As described above, the head-up display apparatus <NUM> according to the second embodiment displays an image for forming a second virtual image on the second display-light generation unit, which is a clear cover, and thereby projects a plurality of virtual images of which depths are different from each other while minimizing the increase in volume. Therefore, according to the second embodiment, it is possible to provide the head-up display apparatus of which the degree of freedom in designing is high and the expandability is excellent.

Note that the present invention is not limited to the above-described embodiements.
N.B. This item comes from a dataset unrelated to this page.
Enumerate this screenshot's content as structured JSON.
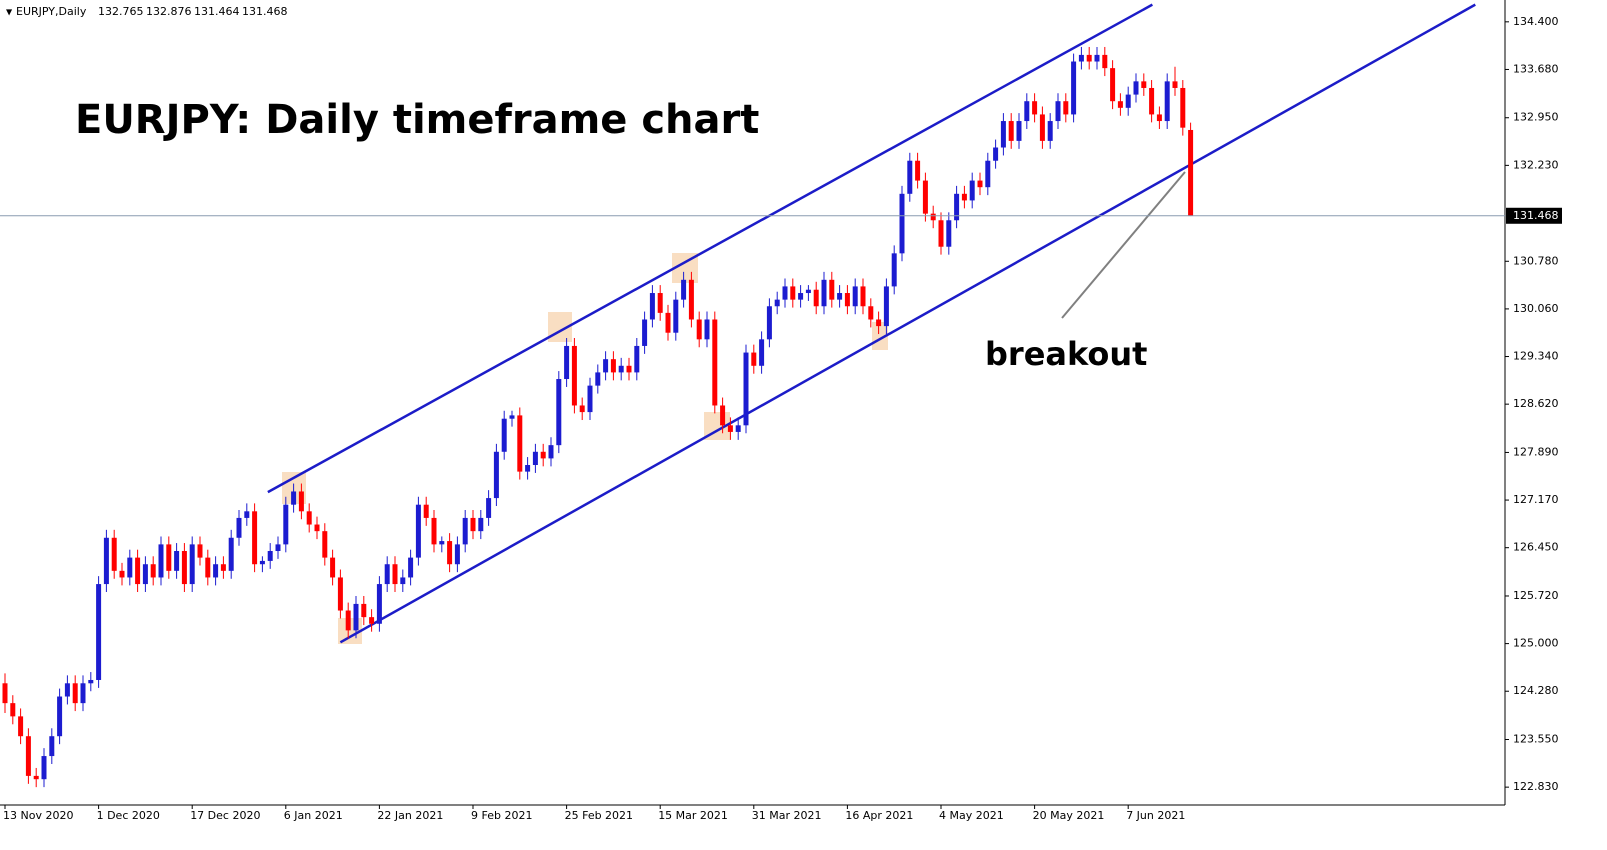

For example, the above-described head-up display apparatus can be applied to vehicles other than automobiles, such as aircrafts and ships. Further, the objects or the like to which the above-described head-up display apparatus is applied is not limited to vehicles. That is, the head-up display apparatus may be applied to driving simulators for automobiles, flight simulators for airplanes, video-game apparatuses, and the like.

Claim 1:
A head-up display apparatus (<NUM>) configured to project a plurality of virtual images of which depths perceived by a user with respect to a virtual-image display unit (WS) disposed in front of the user are different from each other, the head-up display apparatus (<NUM>) comprising:
a first projection apparatus (<NUM>) comprising a first display-light emitting unit (<NUM>) configured to emit first display light, and a concave mirror (<NUM>) configured to reflect the first display light and thereby emit reflected light thereof, the first projection apparatus (<NUM>) being configured to enable the user to perceive a first virtual image by projecting the reflected light onto a virtual-image display unit (WS); and
a second projection apparatus (<NUM>) comprising: a second display-light generation unit (<NUM>) configured to let the reflected light pass therethrough and generate second display light different from the first display light, and an excitation-light emitting unit (<NUM>) configured to project excitation light having a predetermined wavelength onto the second display-light generation unit (<NUM>,<NUM>), wherein:
the second projection apparatus is configured to enable the user to perceive a second virtual image by projecting the generated second display light onto the virtual-image display unit (WS),
the second virtual image has an angle of view larger than that of the first virtual image,
the second display-light generation unit (<NUM>) contains a self-luminous material, and is configured to generate the second display light as the self-luminous material emits light by receiving the excitation light, and
when the first projection apparatus (<NUM>) adjusts the place where the first virtual image is displayed, by driving the concave mirror, the second projection apparatus (<NUM>) adjusts the place where the second virtual image is displayed, by changing the direction of the projection of the excitation light, according to the place where the first virtual image is displayed.